• Proposition 252 - Désespérant - Jean-Luc

     Nous le savions bien, en partant, qu’au retour le frigo serait vide ! Et pour cause, nous avions liquidé tous les stocks dans nos estomacs et le surplus dans une glacière pour satisfaire quelques pique-niques pendant le voyage. Seulement aujourd’hui il nous faut refaire le plein et pour ça la grande surface du coin fera l’affaire.
         Ça fait une plombe que nous sommes là, ma femme, moi à arpenter les rayons du magasin. Caroline, ma femme, hésite continuellement dans ses choix à tel point que je ne me glisse plus dans le débat depuis longtemps ! C’est vrai que c’est un sacré dilemme, entre le produit pas cher qui parait douteux et le plus cher, forcément de marque, qui n’a pas l’air beaucoup mieux ou ceux qui ont des indications inscrites si finement qu’il faudrait un microscope pour les lire. Essayer de comparer dans ces conditions est de l’ordre du casse-tête et comme je ne suis pas un mathématicien forcené...
        Caroline cherche, revient en arrière, retourne sur ses pas et le caddy n’est toujours pas rempli. Elle hésite tellement qu’après bientôt une bonne heure écoulée le caddy est à peine rempli, alors qu’après ce temps, habituellement, il déborde de marchandises et nous avons terminé. Moi, dans tout ça que puis-je faire ?  Rien bien entendu !  Alors je fais comme les autres, nous sommes à quelque chose près tous dans le même cas, nous les maris bien marris de la situation et courbés en deux, avachis sur la barre de direction du chariot, à risquer la scoliose. Pour le moment je suis occupé à me placer à équidistance de deux rayons traquant les allers et retours de ma moitié. Je n’ai toutefois pas la sensation d’être le seul. J’ai croisé le regard d’un collègue se trouvant à l’autre bout du rayon, il avait l’air aussi impatient que moi. Certains à contrario ont avec eux leur Smartphone. Probablement l’auraient-ils eu sans cela, mais là, ils pianotent dessus sans même prêter attention à ce qui se passe autour. C’est eux les plus heureux ! Ils sont dans leur bulle. Leur parcours semble tout tracé, robotisé, ils avaient peut-être plus conscience que moi de ce qui les attendait.

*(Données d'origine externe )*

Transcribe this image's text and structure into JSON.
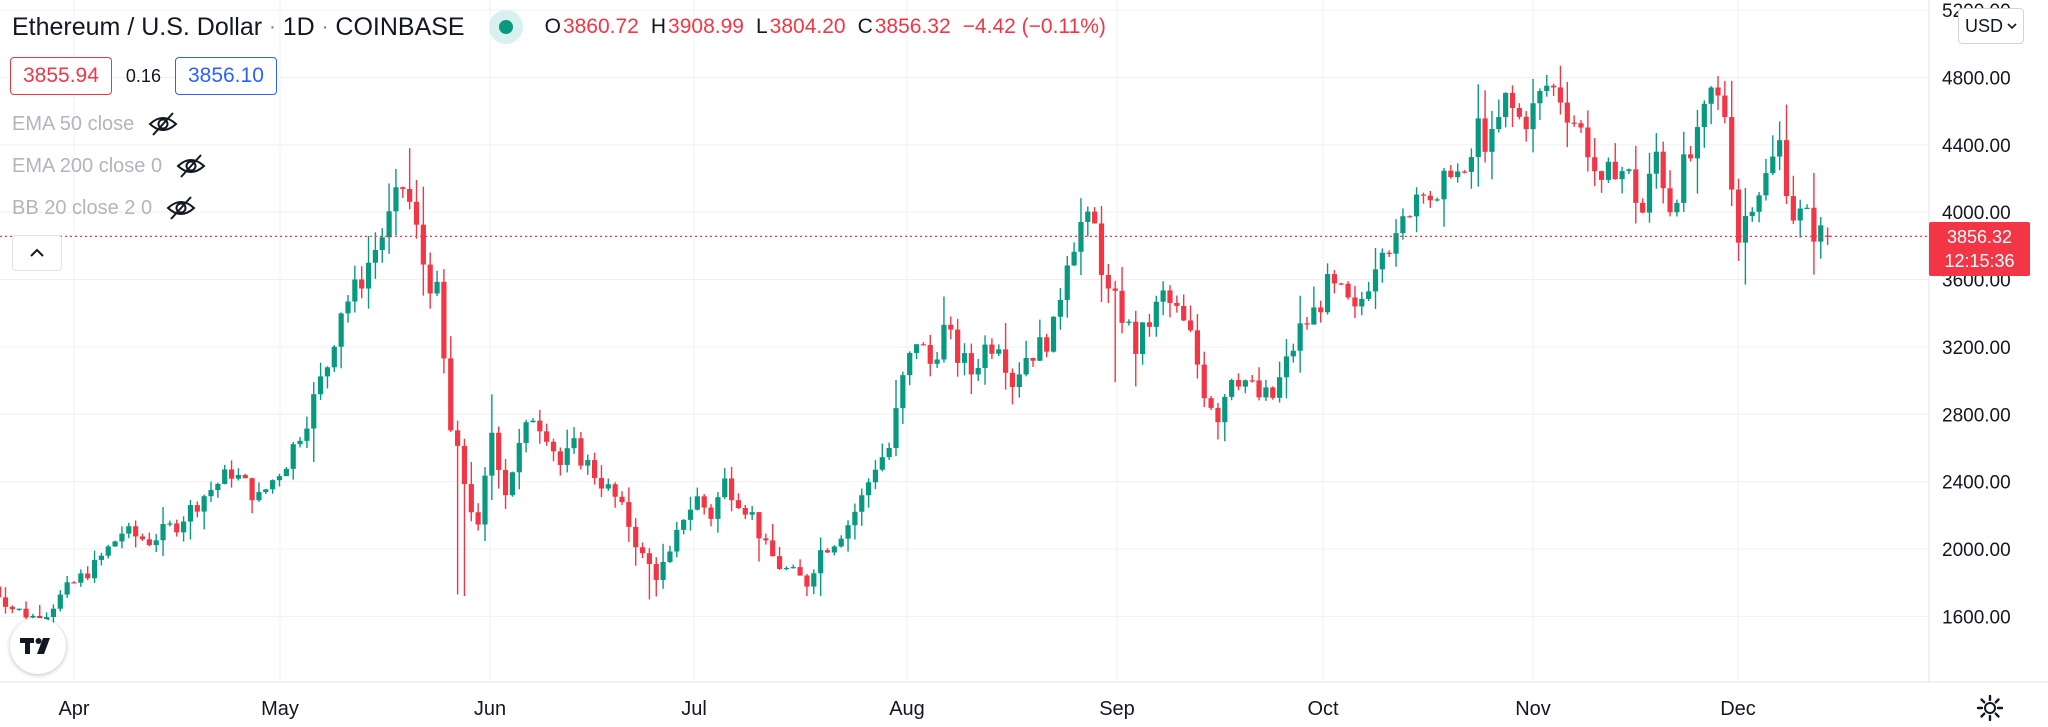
{
  "header": {
    "symbol": "Ethereum / U.S. Dollar",
    "interval": "1D",
    "exchange": "COINBASE",
    "ohlc": {
      "o_label": "O",
      "o_value": "3860.72",
      "h_label": "H",
      "h_value": "3908.99",
      "l_label": "L",
      "l_value": "3804.20",
      "c_label": "C",
      "c_value": "3856.32",
      "change": "−4.42 (−0.11%)"
    }
  },
  "prices": {
    "sell": "3855.94",
    "spread": "0.16",
    "buy": "3856.10"
  },
  "indicators": [
    {
      "label": "EMA 50 close"
    },
    {
      "label": "EMA 200 close 0"
    },
    {
      "label": "BB 20 close 2 0"
    }
  ],
  "currency": {
    "label": "USD"
  },
  "last_price": {
    "price": "3856.32",
    "countdown": "12:15:36"
  },
  "icons": {
    "status": "market-open-dot-icon",
    "eye_off": "eye-off-icon",
    "collapse": "chevron-up-icon",
    "currency_dropdown": "chevron-down-icon",
    "logo": "tradingview-logo-icon",
    "settings": "gear-icon"
  },
  "colors": {
    "up": "#089981",
    "down": "#f23645",
    "buy": "#2962ff"
  },
  "chart_data": {
    "type": "candlestick",
    "x_labels": [
      "Apr",
      "May",
      "Jun",
      "Jul",
      "Aug",
      "Sep",
      "Oct",
      "Nov",
      "Dec"
    ],
    "y_ticks": [
      "1600.00",
      "2000.00",
      "2400.00",
      "2800.00",
      "3200.00",
      "3600.00",
      "4000.00",
      "4400.00",
      "4800.00",
      "5200.00"
    ],
    "ylim": [
      1210,
      5260
    ],
    "last_price_line": 3856.32,
    "key_prices": [
      {
        "date": "late March",
        "low": 1550
      },
      {
        "date": "mid May",
        "high": 4380
      },
      {
        "date": "late May",
        "low": 1720
      },
      {
        "date": "late June",
        "low": 1700
      },
      {
        "date": "mid July",
        "low": 1720
      },
      {
        "date": "early September",
        "high": 4030
      },
      {
        "date": "late September",
        "low": 2650
      },
      {
        "date": "early November",
        "high": 4870
      },
      {
        "date": "early December",
        "low": 3570
      },
      {
        "date": "mid December",
        "close": 3856.32
      }
    ]
  }
}
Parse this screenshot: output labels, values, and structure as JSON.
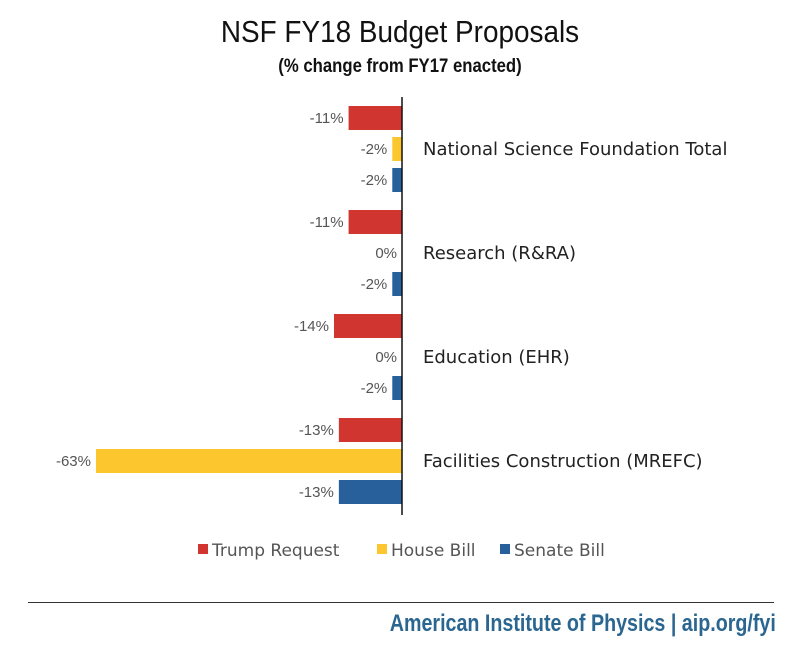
{
  "chart_data": {
    "type": "bar",
    "orientation": "horizontal",
    "title": "NSF FY18 Budget Proposals",
    "subtitle": "(% change from FY17 enacted)",
    "categories": [
      "National Science Foundation Total",
      "Research (R&RA)",
      "Education (EHR)",
      "Facilities Construction (MREFC)"
    ],
    "series": [
      {
        "name": "Trump Request",
        "color": "#d0352f",
        "values": [
          -11,
          -11,
          -14,
          -13
        ],
        "labels": [
          "-11%",
          "-11%",
          "-14%",
          "-13%"
        ]
      },
      {
        "name": "House Bill",
        "color": "#fcc62f",
        "values": [
          -2,
          0,
          0,
          -63
        ],
        "labels": [
          "-2%",
          "0%",
          "0%",
          "-63%"
        ]
      },
      {
        "name": "Senate Bill",
        "color": "#27609a",
        "values": [
          -2,
          -2,
          -2,
          -13
        ],
        "labels": [
          "-2%",
          "-2%",
          "-2%",
          "-13%"
        ]
      }
    ],
    "xlim": [
      -63,
      0
    ],
    "grid": false,
    "legend": "bottom"
  },
  "footer": "American Institute of Physics | aip.org/fyi"
}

        Lorsque ma moitié s’est adressée à moi tout à l’heure pour recueillir mon assentiment à l’achat d’une marque pour la nourriture du chien j’ai émis d’un ton las : ouais ! Le plus vexant pour moi c’est qu’ayant dit cela, je la voyais remettre le produit dans le rayon et rechercher la marque juste à côté… désespérant !
        De surcroît, c’est qu’aujourd’hui le magasin grouille de monde, la rentrée scolaire approche !  La grande surface a eu beau mettre en rayon fin juin les marchandises scolaires, les retardataires sont légions. Ils ont attendu la dernière minute pour faire les provisions. Et pendant ce temps-là, nous, nous ramons dans les rayons. L’allée centrale ressemble aux couloirs du métro à six heures du soir et nous avons bien de la peine à avancer. La cohue des pousseurs de chariots, entre ceux qui veulent aller tout droit et d’autres qui ne sachant où trouver de quoi satisfaire leur liste de fournitures, provoquent moult embouteillages et vont quelque fois jusqu’à s’invectiver et se regarder de travers.
        Nous essayons de nous approcher des caisses et là, c’est la même chose pour ne pas dire pire, une dizaine de chariots à la suite devant chaque caisse. La corvée n’est pas terminée…    Caroline à l’air d’être satisfaite de ses achats, moi je suis plus sceptique, mais c’est elle qui sait. En rentrant elle va peut-être constater en relisant son ticket de caisse qu’un article a été compté deux fois, ou qu’un prix ne correspond pas à celui qu’elle a cru voir affiché en rayon. Le comble c’est que nous devrons retourner pour contester et comme ce sera notre parole contre la leur, nous n’obtiendrons rien du tout.
        La file s’amenuise tellement lentement que je serai bien tenté de faire une petite sieste accoudé au caddy, en songeant que j’aurai été bien mieux au zinc d’un bar ! Mais Caroline veille au grain et me tiens éveillé d’un coup de coude dans les côtes en me regardant de travers et en ajoutant tout bas à mon oreille… ça ne se fait pas, voyons. Là, j’ai eu la sensation, l’espace d’un instant, d’être redevenu un petit garçon et me suis redressé légèrement honteux, vexé et énervé.